At his home round on Phillip Island, Australia, Stoner won the World Championship for the second time. Stoner won his ninth race of the season on his eleventh pole, and with his lone challenger Jorge Lorenzo unable to compete due to a hand injury sustained during warm-up.
2012: Final Season before Retirement
Stoner started the season with victories at Estoril and Jerez, both of which he had never won a MotoGP race before; his victory in Estoril put him in first place in the standings. Stoner finished fourth in the Catalan Grand Prix, his first time off the podium in fourteen months.
Before a final-lap retirement at the Sachsenring while battling teammate Dani Pedrosa, Stoner was equal in points with Lorenzo. Stoner finished seventh at the Italian Grand Prix after going off-circuit, later admitting that he was “not comfortable” on the bike, but then won his fourth race of the season at Laguna Seca.
Stoner crashed hard during qualifying for the Indianapolis Grand Prix the following day, breaking ligaments in his ankle, but was judged fit to compete the next day.
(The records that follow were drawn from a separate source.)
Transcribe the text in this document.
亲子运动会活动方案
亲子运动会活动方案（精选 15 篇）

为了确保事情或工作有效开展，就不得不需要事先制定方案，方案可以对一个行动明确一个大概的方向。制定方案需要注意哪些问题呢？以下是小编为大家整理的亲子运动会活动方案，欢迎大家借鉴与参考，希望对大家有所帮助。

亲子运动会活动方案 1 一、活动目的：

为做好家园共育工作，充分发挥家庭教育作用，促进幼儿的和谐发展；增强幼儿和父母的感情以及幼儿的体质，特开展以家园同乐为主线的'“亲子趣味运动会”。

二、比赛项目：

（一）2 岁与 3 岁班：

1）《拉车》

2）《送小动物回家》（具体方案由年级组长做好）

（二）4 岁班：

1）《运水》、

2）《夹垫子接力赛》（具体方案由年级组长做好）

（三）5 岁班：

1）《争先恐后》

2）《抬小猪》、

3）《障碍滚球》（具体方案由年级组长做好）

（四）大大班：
He came in fourth position, 2.5 seconds behind Andrea Dovizioso. Stoner then chose to have surgery on his ankle, which forced him to miss three races and effectively eliminated him from contention for the championship.
Stoner’s first priority right now is to be fully recovered in time for his home race in Australia, and he hopes to race in the Japanese Grand Prix in October. After coming home, he placed fifth in Japan and third in Malaysia before winning his home race at Phillip Island for the sixth year in a row. With the victory, he now has an unbeaten record on Bridgestone tires at the track.